Yeboah's bike ride makes him a national hero and celebrity. The film follows his visit to America, where he competes in some athletic events and decides on amputation of his limb so he can wear a prosthesis. He returns home without his crutches, but with political momentum. We see him meeting with tribal chiefs, disabled beggars whom he encourages to reach for more, and most poignantly, the father who abandoned him.
The film's slick editing interferes with the story, but the celebrity created by Yeboah's bike ride forces public officials to reconsider national disability policy and respond, as one canny bureaucrat notes, that ''we may have underestimated the urgency of the matter." Returning to the United States, Yeboah meets with fellow Ghanaian and then-U.N. President Kofi Annan, and also receives grant money for his goals of helping other disabled Ghanaians and starting a wheelchair basketball team for the 2008 Paralympics in Beijing.
In a historic meeting at King's Palace in Kibi, Ghana, where because of superstition and stigma no disabled person has ever before been invited, King Osagyefuo praises Yeboah and throws his support as leader of 2.5 million people in Eastern Ghana behind efforts to improve the lives of disabled citizens.

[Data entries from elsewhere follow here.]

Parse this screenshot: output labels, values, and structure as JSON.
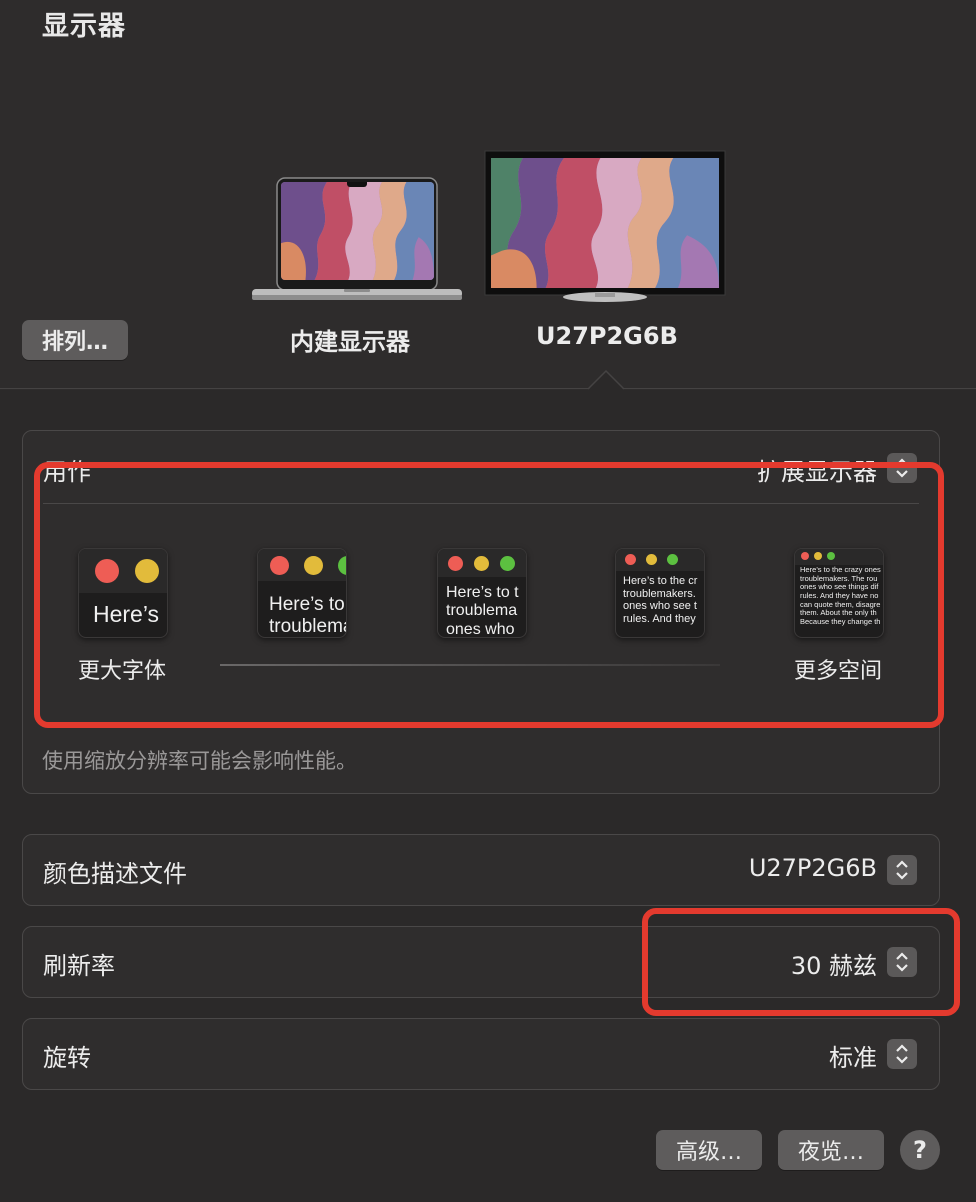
{
  "window": {
    "title": "显示器"
  },
  "arrange_button": "排列…",
  "displays": [
    {
      "name": "内建显示器"
    },
    {
      "name": "U27P2G6B"
    }
  ],
  "use_as": {
    "label": "用作",
    "value": "扩展显示器"
  },
  "scaling": {
    "thumbnails": [
      {
        "text": "Here’s"
      },
      {
        "text": "Here’s to t\ntroublema"
      },
      {
        "text": "Here’s to t\ntroublema\nones who"
      },
      {
        "text": "Here’s to the cr\ntroublemakers.\nones who see t\nrules. And they"
      },
      {
        "text": "Here’s to the crazy ones\ntroublemakers. The rou\nones who see things dif\nrules. And they have no\ncan quote them, disagre\nthem. About the only th\nBecause they change th"
      }
    ],
    "left_label": "更大字体",
    "right_label": "更多空间",
    "note": "使用缩放分辨率可能会影响性能。"
  },
  "color_profile": {
    "label": "颜色描述文件",
    "value": "U27P2G6B"
  },
  "refresh_rate": {
    "label": "刷新率",
    "value": "30 赫兹"
  },
  "rotation": {
    "label": "旋转",
    "value": "标准"
  },
  "buttons": {
    "advanced": "高级…",
    "night_shift": "夜览…",
    "help": "?"
  },
  "colors": {
    "highlight": "#e43a2e",
    "dot_red": "#ee5d55",
    "dot_yellow": "#e2bb3b",
    "dot_green": "#5cc040"
  }
}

Says King Osagyefuo:
“The society and country are not set up to take care of handicapped people. Emmanuel has tenacity, endurance and he has a strong heart to do the things that he is doing and to use what he has done as an example for other disabled people. We will support him and tell the government that they are also part of us—they may be physically challenged, but mentally and intellectually they are the same as us.”The King's statements are nothing short of revolutionary in a culture where disability is commonly believed to be the karmic result of immorality.
Yeboah hopes to become a member of the Ghana Parliament one day. In the meantime, he's married -- to a nondisabled Ghanaian woman, which is apparently a feat of disability acceptance in itself due to cultural stigmas -- and has a daughter. The film fails to show these last and most ordinary achievements in his life, but Yeboah's story shines through any directorial shortcomings to show what a single person can achieve when he is taught his own self-worth.
* IIRC, Macy appeared on Oprah after the release of Door to Door, his award-winning made-for-tv true story of Bill Porter, a man with cerebral palsy who confounded all expectations by becoming a top door-to-door salesman. Macy had become a national ambassador for United Cerebral Palsy and when prompted by Oprah about his volunteer position he spoke eloquently and at length specifically about disability prejudice and discrimination.